One thing that has been indicated today is that this is a diverse discussion and debate. Certainly in the Labor Party we will have a diverse debate at our soon-to-be national conference where as a democratic party we have the right to have that debate with speakers for and against this particular issue. I think that right needs to be extended to people in the other various parties that are in this chamber as well. Even Senator Joyce has indicated that the coalition should not oppose a conscience vote, should it come to that.

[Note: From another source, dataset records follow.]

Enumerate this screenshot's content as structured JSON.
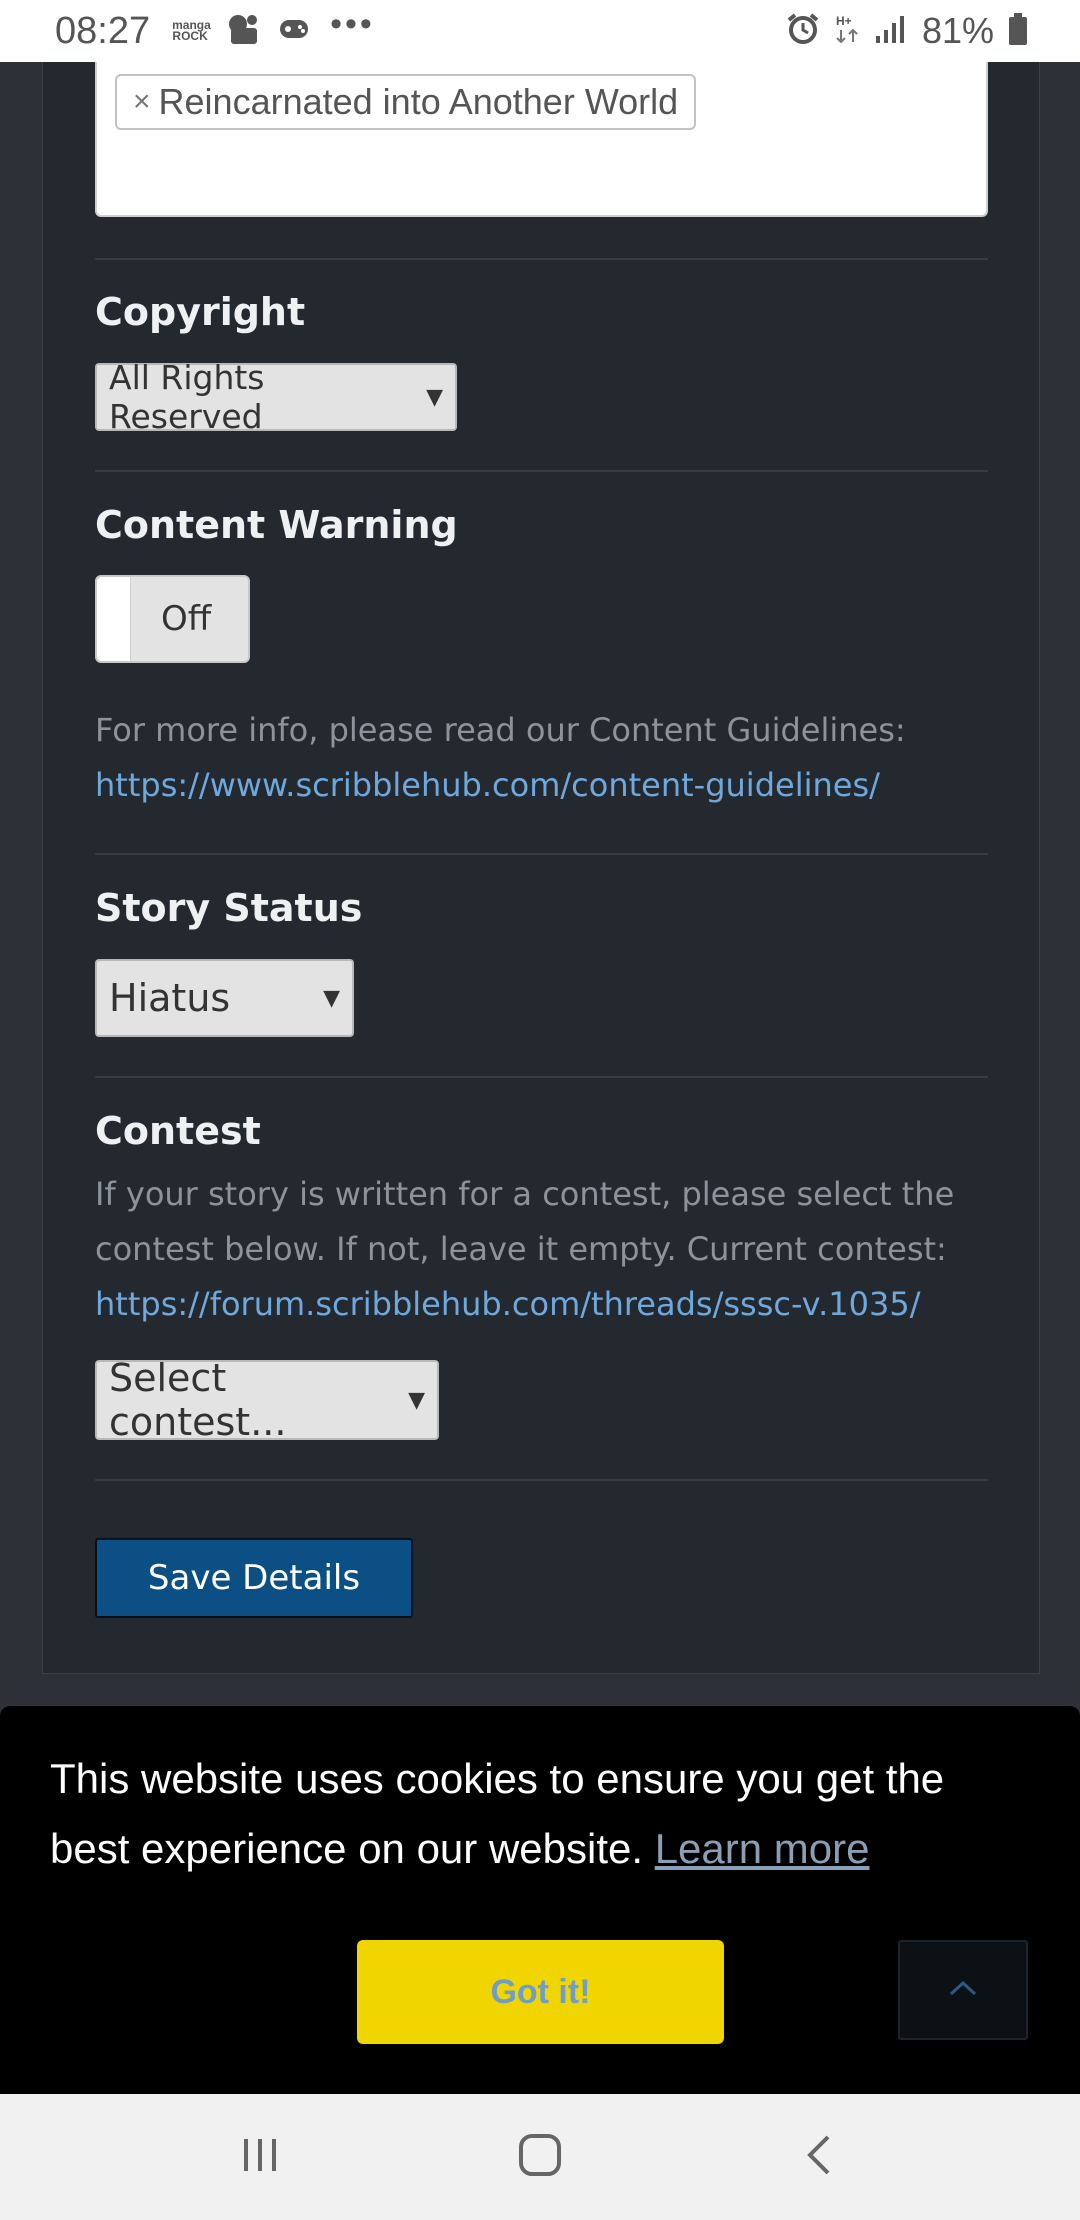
{
  "status_bar": {
    "time": "08:27",
    "notification_icons": [
      "manga-rock-icon",
      "notification-icon",
      "game-controller-icon",
      "more-dots-icon"
    ],
    "manga_rock_label": "manga ROCK",
    "more": "•••",
    "battery_percent": "81%"
  },
  "tags": {
    "items": [
      {
        "remove": "×",
        "label": "Reincarnated into Another World"
      }
    ]
  },
  "copyright": {
    "label": "Copyright",
    "selected": "All Rights Reserved"
  },
  "content_warning": {
    "label": "Content Warning",
    "toggle_state": "Off",
    "info_text": "For more info, please read our Content Guidelines:",
    "info_link": "https://www.scribblehub.com/content-guidelines/"
  },
  "story_status": {
    "label": "Story Status",
    "selected": "Hiatus"
  },
  "contest": {
    "label": "Contest",
    "description_line1": "If your story is written for a contest, please select the",
    "description_line2": "contest below. If not, leave it empty. Current contest:",
    "link": "https://forum.scribblehub.com/threads/sssc-v.1035/",
    "selected": "Select contest..."
  },
  "save_button": "Save Details",
  "cookie_banner": {
    "message_line1": "This website uses cookies to ensure you get the",
    "message_line2": "best experience on our website.",
    "learn_more": "Learn more",
    "accept": "Got it!"
  },
  "nav_bar": {
    "buttons": [
      "recent-apps-icon",
      "home-icon",
      "back-icon"
    ]
  },
  "colors": {
    "page_bg": "#242930",
    "accent_link": "#6ea8dc",
    "save_button_bg": "#0b4f84",
    "cookie_button_bg": "#f0d500"
  }
}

The other part of the motion, however, I really need to challenge—and that is this notion of this being the majority view of Australians. You only need to look at the emails you receive from people who are pro and anti gay marriage to see that is not the case. I have a particular email that I received recently not from a constituent of mine but from a constituent from Western Australia actually. She indicated that:

Australian human rights lawyer Frank Brennan AO, former Chairman of the National Human Rights Consultative Committee, is an expert on discrimination. He says: “In considering whether to advocate a change to the definition of marriage, citizens need to consider not only the right of same sex couples to equality but even more so the rights of future children. I think we can ensure non-discrimination against same sex couples while at the same time maintaining a commitment to children of future generations being born of and being reared by a father and a mother. To date, international human rights law has appreciated this rational distinction.

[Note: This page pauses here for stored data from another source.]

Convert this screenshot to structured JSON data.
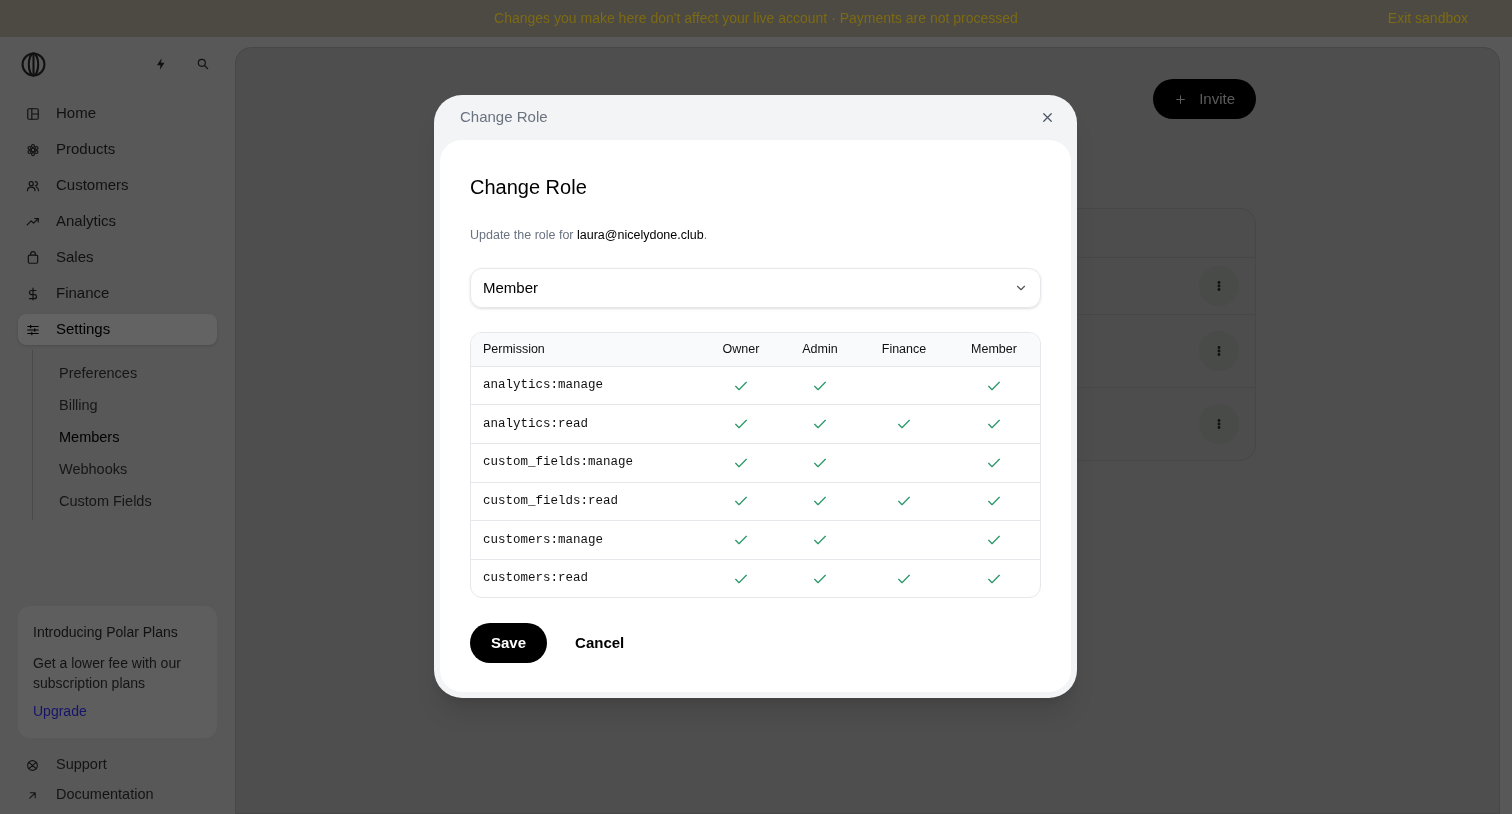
{
  "banner": {
    "message": "Changes you make here don't affect your live account · Payments are not processed",
    "action": "Exit sandbox"
  },
  "sidebar": {
    "items": [
      {
        "label": "Home",
        "selected": false
      },
      {
        "label": "Products",
        "selected": false
      },
      {
        "label": "Customers",
        "selected": false
      },
      {
        "label": "Analytics",
        "selected": false
      },
      {
        "label": "Sales",
        "selected": false
      },
      {
        "label": "Finance",
        "selected": false
      },
      {
        "label": "Settings",
        "selected": true,
        "expanded": true,
        "children": [
          {
            "label": "Preferences",
            "selected": false
          },
          {
            "label": "Billing",
            "selected": false
          },
          {
            "label": "Members",
            "selected": true
          },
          {
            "label": "Webhooks",
            "selected": false
          },
          {
            "label": "Custom Fields",
            "selected": false
          }
        ]
      }
    ],
    "promo": {
      "title": "Introducing Polar Plans",
      "text": "Get a lower fee with our subscription plans",
      "link": "Upgrade"
    },
    "footer_links": [
      {
        "label": "Support"
      },
      {
        "label": "Documentation"
      }
    ]
  },
  "main": {
    "invite_button": "Invite",
    "member_rows": [
      {
        "has_menu": false
      },
      {
        "has_menu": true
      },
      {
        "has_menu": true
      },
      {
        "has_menu": true
      }
    ]
  },
  "modal": {
    "title": "Change Role",
    "heading": "Change Role",
    "description": "Update the role for **laura@nicelydone.club**.",
    "role_select": {
      "value": "Member"
    },
    "permissions": {
      "columns": [
        "Permission",
        "Owner",
        "Admin",
        "Finance",
        "Member"
      ],
      "rows": [
        {
          "permission": "analytics:manage",
          "grants": [
            true,
            true,
            false,
            true
          ]
        },
        {
          "permission": "analytics:read",
          "grants": [
            true,
            true,
            true,
            true
          ]
        },
        {
          "permission": "custom_fields:manage",
          "grants": [
            true,
            true,
            false,
            true
          ]
        },
        {
          "permission": "custom_fields:read",
          "grants": [
            true,
            true,
            true,
            true
          ]
        },
        {
          "permission": "customers:manage",
          "grants": [
            true,
            true,
            false,
            true
          ]
        },
        {
          "permission": "customers:read",
          "grants": [
            true,
            true,
            true,
            true
          ]
        }
      ]
    },
    "buttons": {
      "save": "Save",
      "cancel": "Cancel"
    }
  }
}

Those are the words, as I indicated, of a constituent from Western Australia and not from my state of Queensland. It is fine for us to listen to polls—they have some value at times—but we should not be ruled by polls. Regardless of whether it be a poll on this issue, a poll on how well a party is travelling in government or a poll on how well a party is travelling in opposition, we should govern based on what is the right thing to do. To give another example, I have met with a variety of people, both pro and anti gay marriage, from churches from my area. It is important to listen to their views and to appreciate their concerns. Unless we appreciate the views of a variety of people we will not know where we are heading with this particular issue. Just yesterday, I attended a gathering of people of the Islamic faith who have strong concerns about gay marriage. In fact, one of the young gentleĀ­men at the barbecue, Abdul, approached me wanting to know our position on gay marriage. He indicated to me their overwhelming position on this issue.

There are a diverse range of views in our communities. They are views we as a government need to listen to and decide upon. We need to continue to press the position that we have indicated overwhelmingly: that we will not amend the Marriage Act. We will consistently put across our view, particularly at national conference, to support marriage between a man and a woman.